Payne v. Snow

Shaw, C. J.

This is certainly a case of entirely new impression, and it is one grave objection to the plaintiff’s recovery, that no similar action has ever been sustained in this commonwealth. It is a suit against ten or twelve persons; and it is conceded that, if they are liable, forty or fifty more are jointly liable with them, composing a lodge of the Independent Order of Odd Fellows. So many considerations seem to be opened by the discussion, that we have neither time nor disposition to go at large into the details. It is conceded that the lodge is a voluntary association not incorporated, and that if liable at all, the members of it are liable in their individual capacities, as joint promisors. But this lodge itself, this aggregation of individuals, is but the component part of another aggregation of individuals, denominated the “ Grand Lodge,” to whom, by the same voluntary agreement, the whole of the funds of the particular and subordinate lodge may at any moment, upon various contingencies, be forfeited and appropriated.

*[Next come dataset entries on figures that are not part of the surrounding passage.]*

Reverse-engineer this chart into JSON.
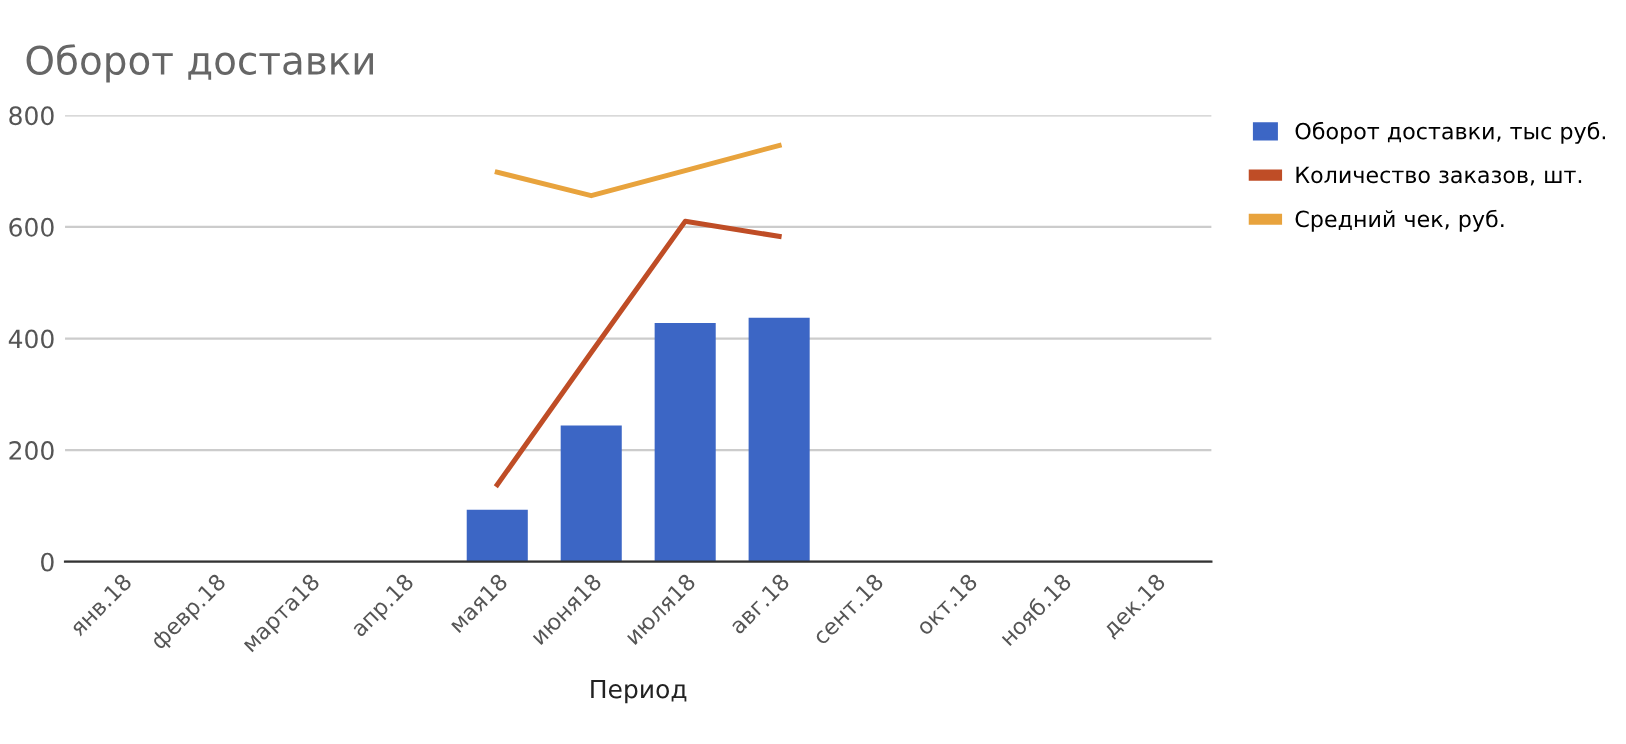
{
  "chart_data": {
    "type": "bar",
    "title": "Оборот доставки",
    "xlabel": "Период",
    "categories": [
      "янв.18",
      "февр.18",
      "марта18",
      "апр.18",
      "мая18",
      "июня18",
      "июля18",
      "авг.18",
      "сент.18",
      "окт.18",
      "нояб.18",
      "дек.18"
    ],
    "series": [
      {
        "name": "Оборот доставки, тыс руб.",
        "color": "#3c66c5",
        "values": [
          null,
          null,
          null,
          null,
          93,
          244,
          428,
          437,
          null,
          null,
          null,
          null
        ]
      },
      {
        "name": "Количество заказов, шт.",
        "color": "#bf4d26",
        "type": "line",
        "values": [
          null,
          null,
          null,
          null,
          138,
          375,
          610,
          583,
          null,
          null,
          null,
          null
        ]
      },
      {
        "name": "Средний чек, руб.",
        "color": "#e8a33d",
        "type": "line",
        "values": [
          null,
          null,
          null,
          null,
          698,
          656,
          701,
          746,
          null,
          null,
          null,
          null
        ]
      }
    ],
    "ylim": [
      0,
      800
    ],
    "yticks": [
      0,
      200,
      400,
      600,
      800
    ],
    "grid": "y",
    "legend": "right",
    "marker": "none",
    "line_style": "solid"
  }
}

But supposing the particular lodge stood alone, still the difficulty presents itself, of a suit for thirty dollars, upon the joint promise of, say sixty persons, constituting a voluntary association of individuals, perpetually changing by the retire *446ment of members and the admission of others. Shall the same sixty individuals, who constituted the lodge when the implied promise took effect, be sued, though they have ceased to be members ? If not, how can the residue be held upon a joint promise ? Or shall those be sued who were not members when the implied promise took effect, but who have become such when the action is brought? If so, what joint promise of those who have since come in can be proved by the evidence ?

But without encountering these difficulties, we think there are two plain legal grounds upon which it must be held that this action cannot be maintained.

1. The constitution and by-laws of the lodge, treating them as articles of a voluntary association, do not amount to a promise to each member by all the rest, to pay him anything. The stipulation in the by-laws is, that, on the death of each member, there shall be allowed from the lodge a sum not less than thirty dollars, to defray the expense of burial, to be paid without delay to the deceased’s nearest of kin. The payment is for that purpose. It is, if any promise at all, a promise by each member to contribute, by periodical and other payments, towards a certain fund, for all the purposes eontemtemplated by the association, including money to be paid promptly for the expenses of burial, to be done usually before letters testamentary, in case of a will, or letters of administration, in case of intestacy, can be regularly issued. In other words, the promise of each member is to pay money to the lodge; and the lodge, not being incorporated, can maintain no suit. If it creates any right which can be recognized by law, it is an equitable right only to a share in a common fund, raised either for purposes purely charitable, or for their joint benefit, and can only be enforced in equity. And if there were any ground for such equitable relief, as in ease of partners in a joint fund, raised for a special purpose, of which we give no intimation, such equitable relief could be sought only by a member or his legal representative.

2. But supposing this stipulation in the constitution anc by-laws of the lodge, to amount to an express promise to pa) *447thirty dollars upon a certain contingency, there is no consideration for such promise moving from the plaintiff to the defendants, or from any person acting in privity with him or acting for his use or benefit, or with an intent and purpose t( obtain a benefit to the plaintiff. There is no ground to infer, from the facts agreed, that the son, who was a member of the lodge, in paying his contributions thereto, had any purpose of obtaining money from the lodge, in case of his death, for the use of his father, or other next of kin, for his own benefit; to whomsoever it might be paid, under these provisions, it was a naked trust, for defraying the charges of his burial. It is, therefore, not at all analogous to the case, where A owes B and B owes C, and in consideration that B will release A, he promises to pay C. Such promise is valid, and C may sue A upon it. The reason is, that although the consideration for A’s promise to C, does not move from C, it moves from A for C’s use and benefit.

Where a father, desirous of making a provision for his daughter, conveys property to A B, in consideration of which A B promises to give a certain sum to the daughter, she has a right of action, because the consideration moved from one acting for her use and benefit. The cases, therefore, of Hall v. Marston, 17 Mass. 575; Carnegie v. Morrison, 2 Met. 381; and others of that class, are not applicable.

Without considering various other questions suggested by the case, the court are of opinion, that upon the facts agreed, this action cannot be maintained. . Plaintiff nonsuit.